L’artiste Michal Seta croit aussi que la réflexion sur l’éthique et l’utilisation responsable de l’IA est fondamentale. Cofondateur de Lab148, il accompagne de nombreux artistes dans leurs projets numériques, immersifs et interactifs. « On favorise le recours à des systèmes autonomes — les plus locaux possibles, sur lesquels on a le contrôle — pour éviter de verser des données sur des serveurs qu’on ne connaît pas, dans d’autres pays », indique celui qui croit aussi qu’il faut s’abstenir d’une utilisation excessive de cette technologie.
Exposer les conséquences de l’IA
« L’IA est la technologie la plus disruptive qui va émerger durant ma vie, alors comment ne pas répondre à ça à travers mon travail ? Je crois que j’ai une responsabilité de ne pas me défiler par rapport à ces outils, même s’ils sont épeurants, de les interroger et d’exposer leurs conséquences », rapporte Mariel Marshall, artiste interdisciplinaire chez Bluemouth Inc., à Toronto.

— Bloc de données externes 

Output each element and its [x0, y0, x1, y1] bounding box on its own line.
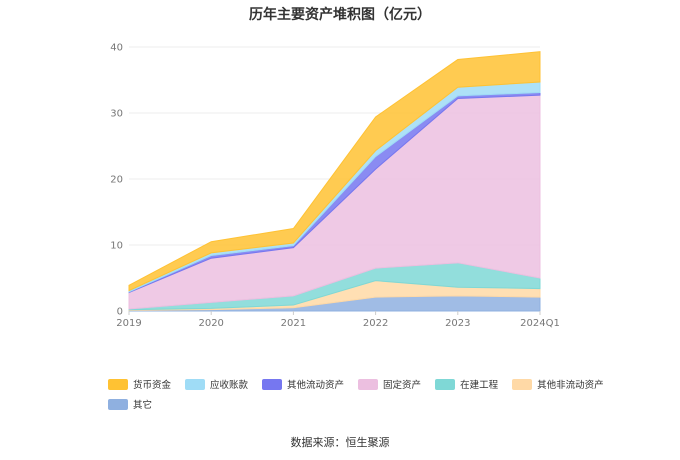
x-tick-label: 2020 [198, 318, 223, 329]
area-series [128, 51, 541, 292]
data-source: 数据来源：恒生聚源 [290, 436, 390, 449]
x-tick-label: 2023 [445, 318, 470, 329]
x-tick-label: 2019 [116, 318, 141, 329]
y-tick-label: 40 [110, 43, 123, 54]
legend-label: 其他非流动资产 [537, 380, 604, 391]
legend-swatch [108, 398, 128, 410]
legend-item[interactable]: 货币资金 [108, 377, 171, 391]
legend-item[interactable]: 固定资产 [358, 377, 421, 391]
x-tick-label: 2022 [363, 318, 388, 329]
legend-swatch [262, 378, 283, 390]
legend-swatch [108, 378, 128, 390]
y-tick-label: 0 [117, 307, 123, 318]
legend-item[interactable]: 应收账款 [185, 377, 248, 391]
stacked-area-chart: 0 10 20 30 40 2019 2020 2021 2022 2023 2024Q1 [110, 43, 560, 330]
legend-item[interactable]: 其他非流动资产 [512, 377, 604, 391]
legend-swatch [358, 378, 379, 390]
legend-item[interactable]: 其它 [108, 397, 152, 411]
legend-label: 其它 [133, 400, 153, 411]
chart-title: 历年主要资产堆积图（亿元） [249, 7, 431, 23]
legend-label: 货币资金 [133, 380, 172, 391]
y-tick-label: 20 [110, 175, 123, 186]
y-tick-label: 30 [110, 109, 123, 120]
x-tick-label: 2024Q1 [520, 318, 560, 329]
legend-label: 应收账款 [210, 380, 249, 391]
x-tick-label: 2021 [281, 318, 306, 329]
chart-legend: 货币资金 应收账款 其他流动资产 固定资产 在建工程 其他非流动资产其它 [108, 377, 628, 411]
legend-item[interactable]: 在建工程 [435, 377, 498, 391]
legend-swatch [185, 378, 206, 390]
legend-swatch [512, 378, 533, 390]
y-tick-label: 10 [110, 241, 123, 252]
legend-item[interactable]: 其他流动资产 [262, 377, 344, 391]
legend-label: 固定资产 [383, 380, 422, 391]
legend-label: 在建工程 [460, 380, 499, 391]
legend-swatch [435, 378, 456, 390]
legend-label: 其他流动资产 [287, 380, 345, 391]
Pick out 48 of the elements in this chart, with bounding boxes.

Cette dernière dit avoir eu de la difficulté à dormir après avoir lu l’essai AI 2027, qui prédit que, dans les 10 prochaines années, l’IA aura des effets supérieurs à ceux de la révolution industrielle. Elle constate aussi qu’il est facile de développer une dépendance à ce qui peut ressembler à un deuxième cerveau, répondant à presque toutes nos questions en quelques secondes. Les thèmes à explorer sont donc nombreux et angoissants.
Mme Marshall a travaillé à l’élaboration de nombreux projets artistiques qui tirent profit de l’IA. Selon elle, l’artiste et son humanité peuvent se positionner au centre de ces œuvres. C’est notamment le cas de Lucy AI, une expérience multimédia présentée en mars dernier au Theater Center de Toronto. Elle est basée sur la vie de l’artiste Lucy Simic, qui a reçu en 2018 un diagnostic de cancer des poumons de stade 4. Un double numérique de Lucy a été créé par IA et entraîné à parler comme elle.
« Le public pouvait discuter avec cet avatar. Ces conversations déclenchaient des vidéos, de la musique, des morceaux de la mémoire de Lucy, explique Mme Marshall. Ça parle de communauté, de mortalité et de connexion. »
L’intelligence artificielle peut ainsi contribuer à des œuvres personnelles, émotives et fortes. Essentiellement humaines.